Watching Darfuris Die

The first gauntlet thrown at President Obama didn’t come from Iran, Russia or China. Rather, it came from Sudan, in its decision to expel aid groups that are a lifeline keeping more than a million people alive in Darfur.

Unfortunately, the administration’s initial reaction made Neville Chamberlain seem forceful. The State Department blushingly suggested that the expulsion “is certainly not helpful to the people who need aid.”

Wow.

Since then, the administration has stiffened its spine somewhat. Susan Rice, the ambassador to the United Nations and designated hitter on Sudan, told me, “If this decision stands, it may well amount to genocide by other means.”

That’s exactly what we may be facing, for President Omar Hassan al-Bashir is confirming the International Criminal Court’s judgment when it issued an arrest warrant for him on Wednesday for “extermination,” murder and rape. Now Mr. Bashir is preparing to kill people en masse, not with machetes but by withholding the aid that keeps them alive.

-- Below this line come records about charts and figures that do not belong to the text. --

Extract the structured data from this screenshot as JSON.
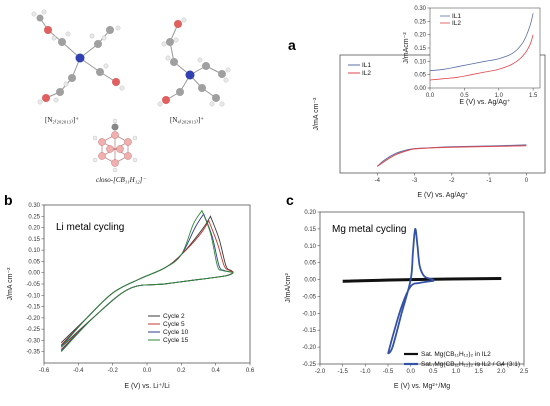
{
  "molecules": {
    "m1": "[N₂₍₂₀₂₀₁₃₎]⁺",
    "m2": "[N₄₍₂₀₂₀₁₃₎]⁺",
    "m3": "closo-[CB₁₁H₁₂]⁻"
  },
  "chart_data": [
    {
      "panel": "a",
      "type": "line",
      "xlabel": "E (V) vs. Ag/Ag⁺",
      "ylabel": "J/mA cm⁻²",
      "xlim": [
        -5,
        0.5
      ],
      "ylim": [
        -1,
        3.5
      ],
      "x_ticks": [
        "-4",
        "-3",
        "-2",
        "-1",
        "0"
      ],
      "y_ticks": [],
      "legend_position": "top-left",
      "colors": [
        "#5a6fa8",
        "#e0474c"
      ],
      "series": [
        {
          "name": "IL1",
          "x": [
            -4,
            -3.8,
            -3.5,
            -3.2,
            -3.0,
            -2.5,
            -2.0,
            -1.0,
            0.0
          ],
          "y": [
            -0.75,
            -0.5,
            -0.25,
            -0.12,
            -0.07,
            -0.03,
            0.0,
            0.03,
            0.07
          ]
        },
        {
          "name": "IL2",
          "x": [
            -4,
            -3.8,
            -3.5,
            -3.2,
            -3.0,
            -2.5,
            -2.0,
            -1.0,
            0.0
          ],
          "y": [
            -0.75,
            -0.55,
            -0.3,
            -0.15,
            -0.08,
            -0.04,
            -0.02,
            0.01,
            0.04
          ]
        }
      ],
      "inset": {
        "xlabel": "E (V) vs. Ag/Ag⁺",
        "ylabel": "J/mAcm⁻²",
        "xlim": [
          0,
          1.6
        ],
        "ylim": [
          0,
          0.3
        ],
        "x_ticks": [
          "0.0",
          "0.5",
          "1.0",
          "1.5"
        ],
        "y_ticks": [
          "0.00",
          "0.05",
          "0.10",
          "0.15",
          "0.20",
          "0.25",
          "0.30"
        ],
        "series": [
          {
            "name": "IL1",
            "x": [
              0,
              0.2,
              0.4,
              0.6,
              0.8,
              1.0,
              1.2,
              1.35,
              1.45,
              1.5
            ],
            "y": [
              0.065,
              0.07,
              0.08,
              0.09,
              0.1,
              0.11,
              0.13,
              0.17,
              0.23,
              0.28
            ]
          },
          {
            "name": "IL2",
            "x": [
              0,
              0.2,
              0.4,
              0.6,
              0.8,
              1.0,
              1.2,
              1.35,
              1.45,
              1.5
            ],
            "y": [
              0.03,
              0.035,
              0.04,
              0.05,
              0.06,
              0.07,
              0.09,
              0.12,
              0.16,
              0.2
            ]
          }
        ]
      }
    },
    {
      "panel": "b",
      "type": "line",
      "title": "Li metal cycling",
      "xlabel": "E (V) vs. Li⁺/Li",
      "ylabel": "J/mA cm⁻²",
      "xlim": [
        -0.6,
        0.6
      ],
      "ylim": [
        -0.4,
        0.3
      ],
      "x_ticks": [
        "-0.6",
        "-0.4",
        "-0.2",
        "0.0",
        "0.2",
        "0.4",
        "0.6"
      ],
      "y_ticks": [
        "-0.35",
        "-0.30",
        "-0.25",
        "-0.20",
        "-0.15",
        "-0.10",
        "-0.05",
        "0.00",
        "0.05",
        "0.10",
        "0.15",
        "0.20",
        "0.25",
        "0.30"
      ],
      "legend_position": "bottom-right",
      "colors": [
        "#3a3a3a",
        "#c0392b",
        "#2c3e8f",
        "#2e8b3a"
      ],
      "series": [
        {
          "name": "Cycle 2",
          "peak": [
            0.37,
            0.25
          ],
          "low": -0.33
        },
        {
          "name": "Cycle 5",
          "peak": [
            0.36,
            0.23
          ],
          "low": -0.34
        },
        {
          "name": "Cycle 10",
          "peak": [
            0.33,
            0.26
          ],
          "low": -0.345
        },
        {
          "name": "Cycle 15",
          "peak": [
            0.32,
            0.275
          ],
          "low": -0.35
        }
      ]
    },
    {
      "panel": "c",
      "type": "line",
      "title": "Mg metal cycling",
      "xlabel": "E (V) vs. Mg²⁺/Mg",
      "ylabel": "J/mA/cm²",
      "xlim": [
        -2.0,
        2.5
      ],
      "ylim": [
        -0.25,
        0.2
      ],
      "x_ticks": [
        "-2.0",
        "-1.5",
        "-1.0",
        "-0.5",
        "0.0",
        "0.5",
        "1.0",
        "1.5",
        "2.0",
        "2.5"
      ],
      "y_ticks": [
        "-0.25",
        "-0.20",
        "-0.15",
        "-0.10",
        "-0.05",
        "0.00",
        "0.05",
        "0.10",
        "0.15",
        "0.20"
      ],
      "legend_position": "bottom-right",
      "colors": [
        "#111111",
        "#3452a8"
      ],
      "series": [
        {
          "name": "Sat. Mg(CB₁₁H₁₂)₂ in IL2",
          "x": [
            -1.5,
            0,
            2.0
          ],
          "y": [
            -0.005,
            0.0,
            0.003
          ]
        },
        {
          "name": "Sat. Mg(CB₁₁H₁₂)₂ in IL2 / G4 (3:1)",
          "x": [
            -0.5,
            -0.4,
            -0.2,
            0.0,
            0.05,
            0.1,
            0.15,
            0.2,
            0.3,
            0.5
          ],
          "y": [
            -0.22,
            -0.2,
            -0.1,
            0.0,
            0.08,
            0.15,
            0.1,
            0.04,
            0.01,
            0.0
          ]
        }
      ]
    }
  ]
}
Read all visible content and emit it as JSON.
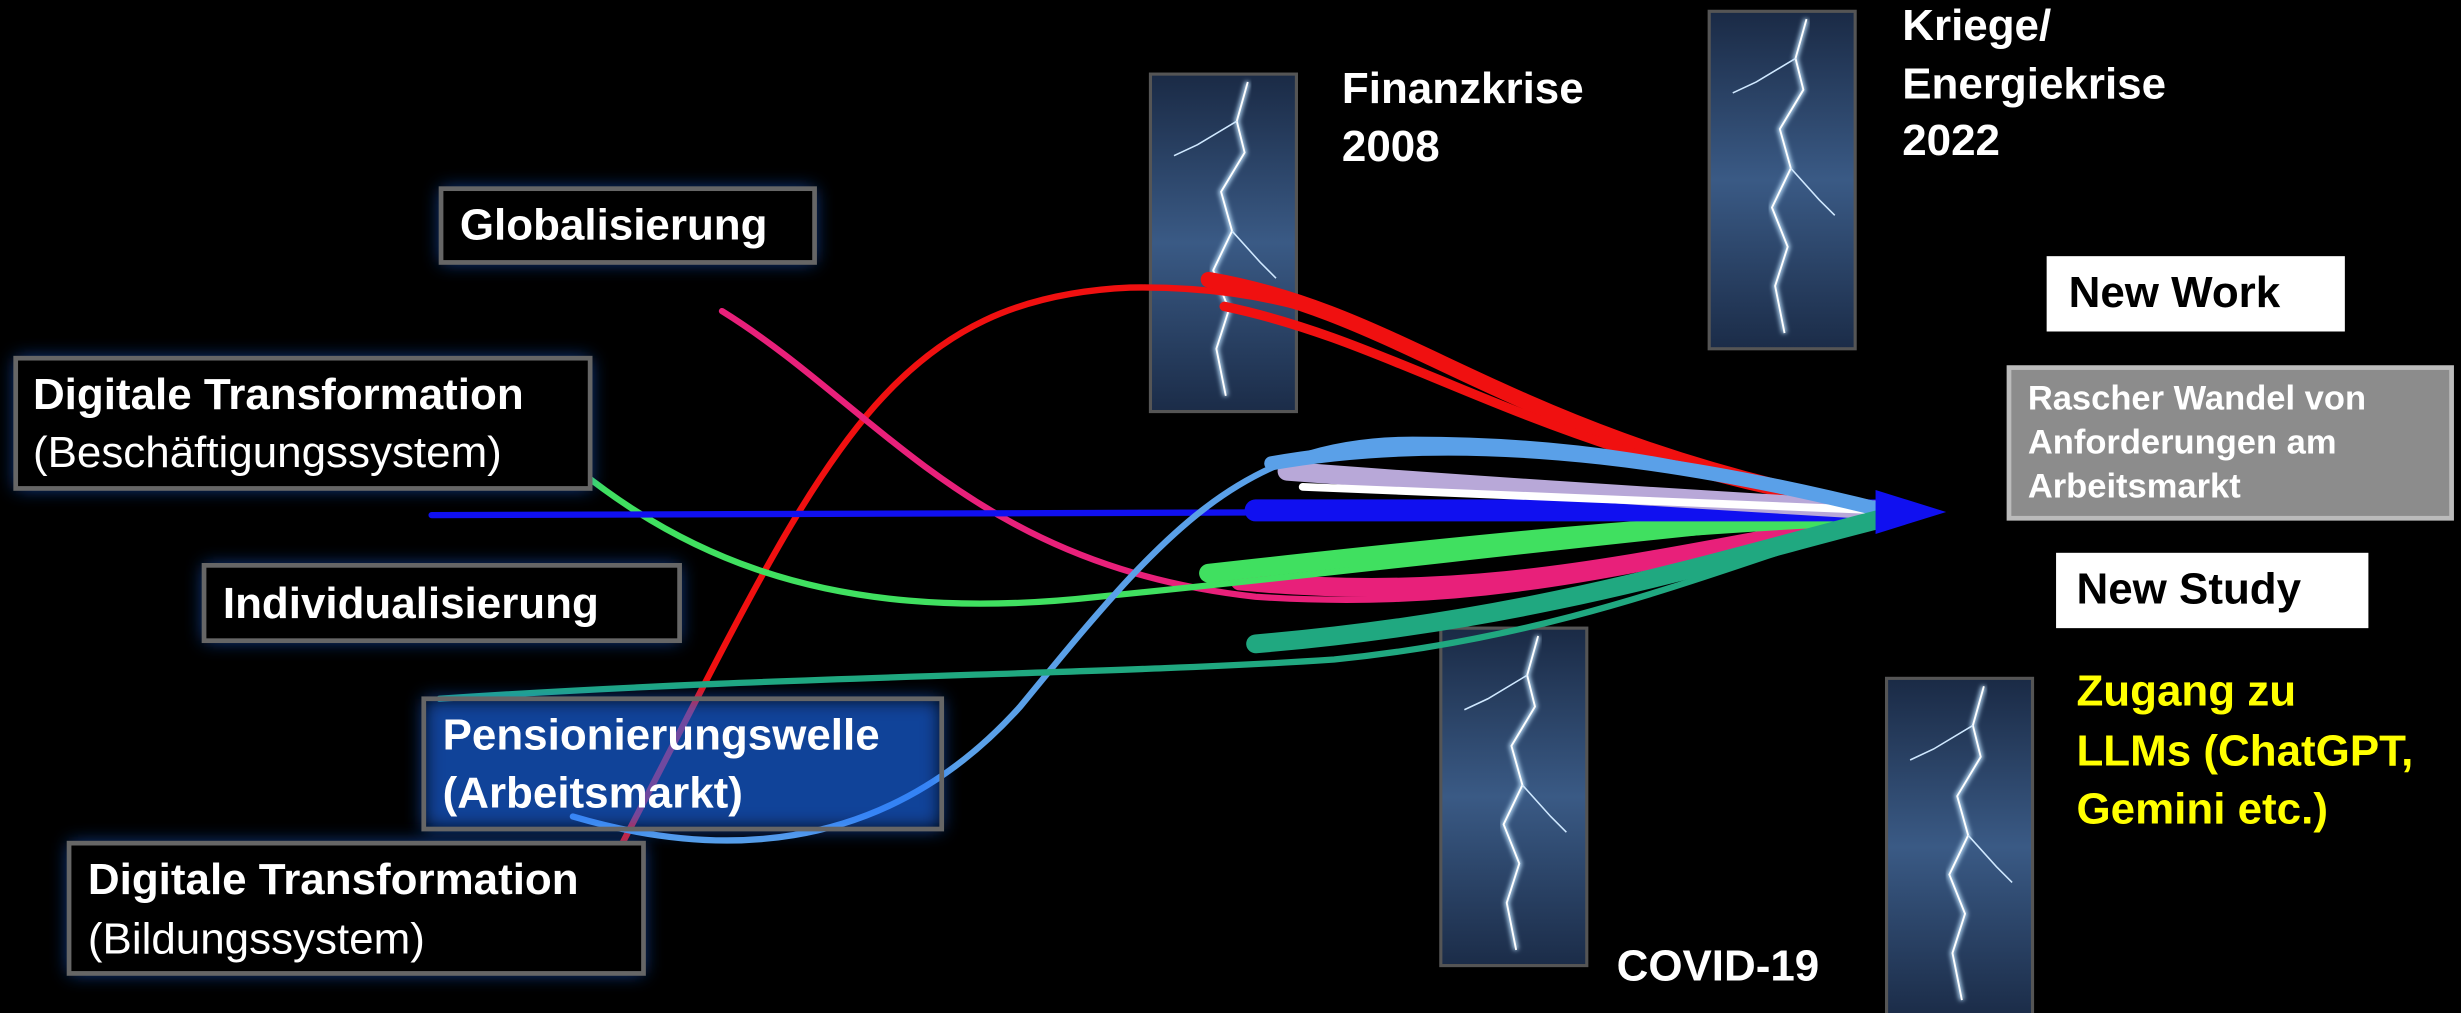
{
  "drivers": [
    {
      "title": "Globalisierung"
    },
    {
      "title": "Digitale Transformation",
      "subtitle": "(Beschäftigungssystem)"
    },
    {
      "title": "Individualisierung"
    },
    {
      "title": "Pensionierungswelle",
      "subtitle": "(Arbeitsmarkt)"
    },
    {
      "title": "Digitale Transformation",
      "subtitle": "(Bildungssystem)"
    }
  ],
  "crises": [
    {
      "lines": [
        "Finanzkrise",
        "2008"
      ]
    },
    {
      "lines": [
        "Kriege/",
        "Energiekrise",
        "2022"
      ]
    },
    {
      "lines": [
        "COVID-19"
      ]
    },
    {
      "lines": [
        "Zugang zu",
        "LLMs (ChatGPT,",
        "Gemini etc.)"
      ]
    }
  ],
  "outcomes": [
    {
      "lines": [
        "New Work"
      ]
    },
    {
      "lines": [
        "Rascher Wandel von",
        "Anforderungen am",
        "Arbeitsmarkt"
      ]
    },
    {
      "lines": [
        "New Study"
      ]
    }
  ]
}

More than one million people depend directly on the expelled aid groups for health care, food and water. I’ve been in these camps, so let me offer an educated guess about what will unfold if this expulsion stands.

The biggest immediate threat isn’t starvation, because that takes time. Rather, the first crises will be disease and water shortages, particularly in West Darfur.

The camps will quickly run out of clean water, because generator-operated pumps bring the water to the surface from wells and boreholes. Fuel supplies to operate the pumps may last a couple of weeks, and then the water disappears.

Health clinics have already closed, and diarrhea is spreading in Zam Zam camp and meningitis in Kalma camp. These are huge camps — Kalma has perhaps 90,000 people — and diseases can spread rapidly. Children will be the first to die.

Hundreds of thousands of people in the camps may try to flee to Chad, but that would overwhelm Chad’s own impoverished and vulnerable population. And to top it off, Mr. Bashir has armed a large proxy force of Chadian rebels who are said to be preparing an attack on the Chadian government.

“This is a whole new kind of hell for the people of Darfur,” Josette Sheeran, the head of the United Nations World Food Program, told me. “The life bridge for more than a million people has just been dismantled.”